Nevertheless the implacable inspector unequivocally stated that if the incubator remained on the premises it would be subject to inspection and the requisite controls daily.

“The incubator must go!” She said.

Oh, but there’s more…. He wasn’t even allowed to keep the incubator on the premises  on the off chance that he might elect to do an occasional  culture at his own expense, for academic curiosity, or for an extra measure of diagnostic certainty, or just for grins.  “The incubator must go!” She said.

It was at this juncture in the inquisition that he sneaked a peek at the inspector’s briefcase while she wasn’t looking just to see if there were a  “Hammer and Sickle” stamped on the side and he’d awakened in the wrong country that morning.

This isn’t even the best part!  There’s even more.  Every other year he still gets to pay around a thousand dollars or so for the privilege of subjecting himself to this abuse.  (For the same price he could have an annual proctoscopy… a better deal and probably a more tolerable inspection.)

The doctor did manage to salvage some small measure of satisfaction in all this, thanks to the presence of a modicum of good humor (and good sense) on the part of his inspector.  He dutifully created a written “panic value” protocol which consisted of a 3×5 index card taped over the sink.  It read: “IN THE EVENT OF PANIC LAB VALUE, SHOUT, ‘HELP!'”

He passed the reinspection.

Did CLIA improve laboratory services for this doctor’s Medicare patients?  Get real.

Accessibility?  Now patients had to drive miles down the road for many tests he used to perform on site.

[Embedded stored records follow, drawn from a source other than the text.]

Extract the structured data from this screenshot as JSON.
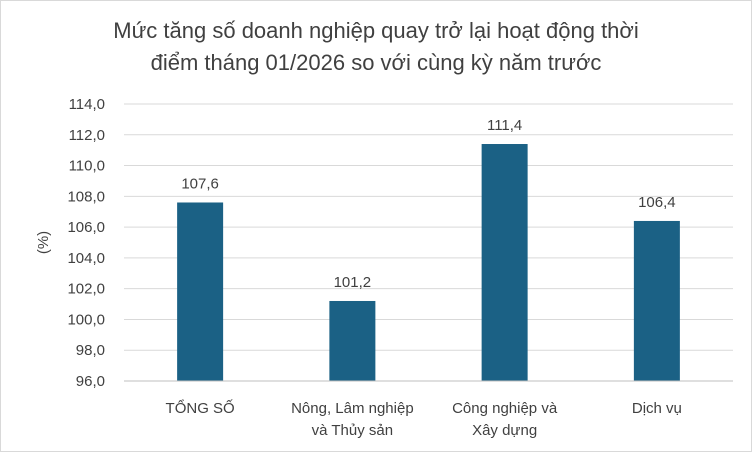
{
  "chart_data": {
    "type": "bar",
    "title_lines": [
      "Mức tăng số doanh nghiệp quay trở lại hoạt động thời",
      "điểm tháng 01/2026 so với cùng kỳ năm trước"
    ],
    "ylabel": "(%)",
    "ylim": [
      96.0,
      114.0
    ],
    "ytick_step": 2.0,
    "ytick_labels": [
      "96,0",
      "98,0",
      "100,0",
      "102,0",
      "104,0",
      "106,0",
      "108,0",
      "110,0",
      "112,0",
      "114,0"
    ],
    "grid": true,
    "categories": [
      [
        "TỔNG SỐ"
      ],
      [
        "Nông, Lâm nghiệp",
        "và Thủy sản"
      ],
      [
        "Công nghiệp và",
        "Xây dựng"
      ],
      [
        "Dịch vụ"
      ]
    ],
    "values": [
      107.6,
      101.2,
      111.4,
      106.4
    ],
    "value_labels": [
      "107,6",
      "101,2",
      "111,4",
      "106,4"
    ],
    "bar_color": "#1b6185",
    "text_color": "#404040",
    "grid_color": "#d9d9d9"
  }
}
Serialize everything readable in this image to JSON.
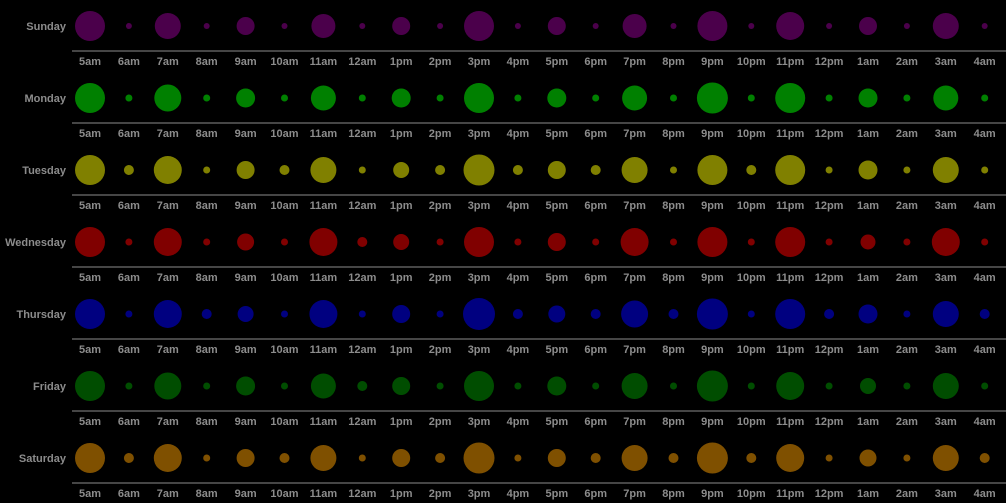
{
  "chart_data": {
    "type": "bubble",
    "categories": [
      "5am",
      "6am",
      "7am",
      "8am",
      "9am",
      "10am",
      "11am",
      "12am",
      "1pm",
      "2pm",
      "3pm",
      "4pm",
      "5pm",
      "6pm",
      "7pm",
      "8pm",
      "9pm",
      "10pm",
      "11pm",
      "12pm",
      "1am",
      "2am",
      "3am",
      "4am"
    ],
    "series": [
      {
        "name": "Sunday",
        "color": "#4b004b",
        "values": [
          15,
          3,
          13,
          3,
          9,
          3,
          12,
          3,
          9,
          3,
          15,
          3,
          9,
          3,
          12,
          3,
          15,
          3,
          14,
          3,
          9,
          3,
          13,
          3
        ]
      },
      {
        "name": "Monday",
        "color": "#008000",
        "values": [
          15,
          3.5,
          13.5,
          3.5,
          9.5,
          3.5,
          12.5,
          3.5,
          9.5,
          3.5,
          15,
          3.5,
          9.5,
          3.5,
          12.5,
          3.5,
          15.5,
          3.5,
          15,
          3.5,
          9.5,
          3.5,
          12.5,
          3.5
        ]
      },
      {
        "name": "Tuesday",
        "color": "#808000",
        "values": [
          15,
          5,
          14,
          3.5,
          9,
          5,
          13,
          3.5,
          8,
          5,
          15.5,
          5,
          9,
          5,
          13,
          3.5,
          15,
          5,
          15,
          3.5,
          9.5,
          3.5,
          13,
          3.5
        ]
      },
      {
        "name": "Wednesday",
        "color": "#800000",
        "values": [
          15,
          3.5,
          14,
          3.5,
          8.5,
          3.5,
          14,
          5,
          8,
          3.5,
          15,
          3.5,
          9,
          3.5,
          14,
          3.5,
          15,
          3.5,
          15,
          3.5,
          7.5,
          3.5,
          14,
          3.5
        ]
      },
      {
        "name": "Thursday",
        "color": "#000080",
        "values": [
          15,
          3.5,
          14,
          5,
          8,
          3.5,
          14,
          3.5,
          9,
          3.5,
          16,
          5,
          8.5,
          5,
          13.5,
          5,
          15.5,
          3.5,
          15,
          5,
          9.5,
          3.5,
          13,
          5
        ]
      },
      {
        "name": "Friday",
        "color": "#004d00",
        "values": [
          15,
          3.5,
          13.5,
          3.5,
          9.5,
          3.5,
          12.5,
          5,
          9,
          3.5,
          15,
          3.5,
          9.5,
          3.5,
          13,
          3.5,
          15.5,
          3.5,
          14,
          3.5,
          8,
          3.5,
          13,
          3.5
        ]
      },
      {
        "name": "Saturday",
        "color": "#7f5000",
        "values": [
          15,
          5,
          14,
          3.5,
          9,
          5,
          13,
          3.5,
          9,
          5,
          15.5,
          3.5,
          9,
          5,
          13,
          5,
          15.5,
          5,
          14,
          3.5,
          8.5,
          3.5,
          13,
          5
        ]
      }
    ]
  }
}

Quality?  The only labs he had ever performed were those for which he could do in-house standardization and controls.  He would never have been satisfied with inaccurate data and information when diagnosing and treating people about whom he cared.  He was, after all, a professional.

Besides, he had the ultimate measure of quality control right there at the lab… the patient.

Cost?

Does anything the government touches actually ever end up costing less? What did result was delay in diagnosis and treatment which, at best, disrupted the continuity of patient care and, at worst, could have resulted in actual harm to the patient.

So you tell me: Does government regulation and control really help healthcare?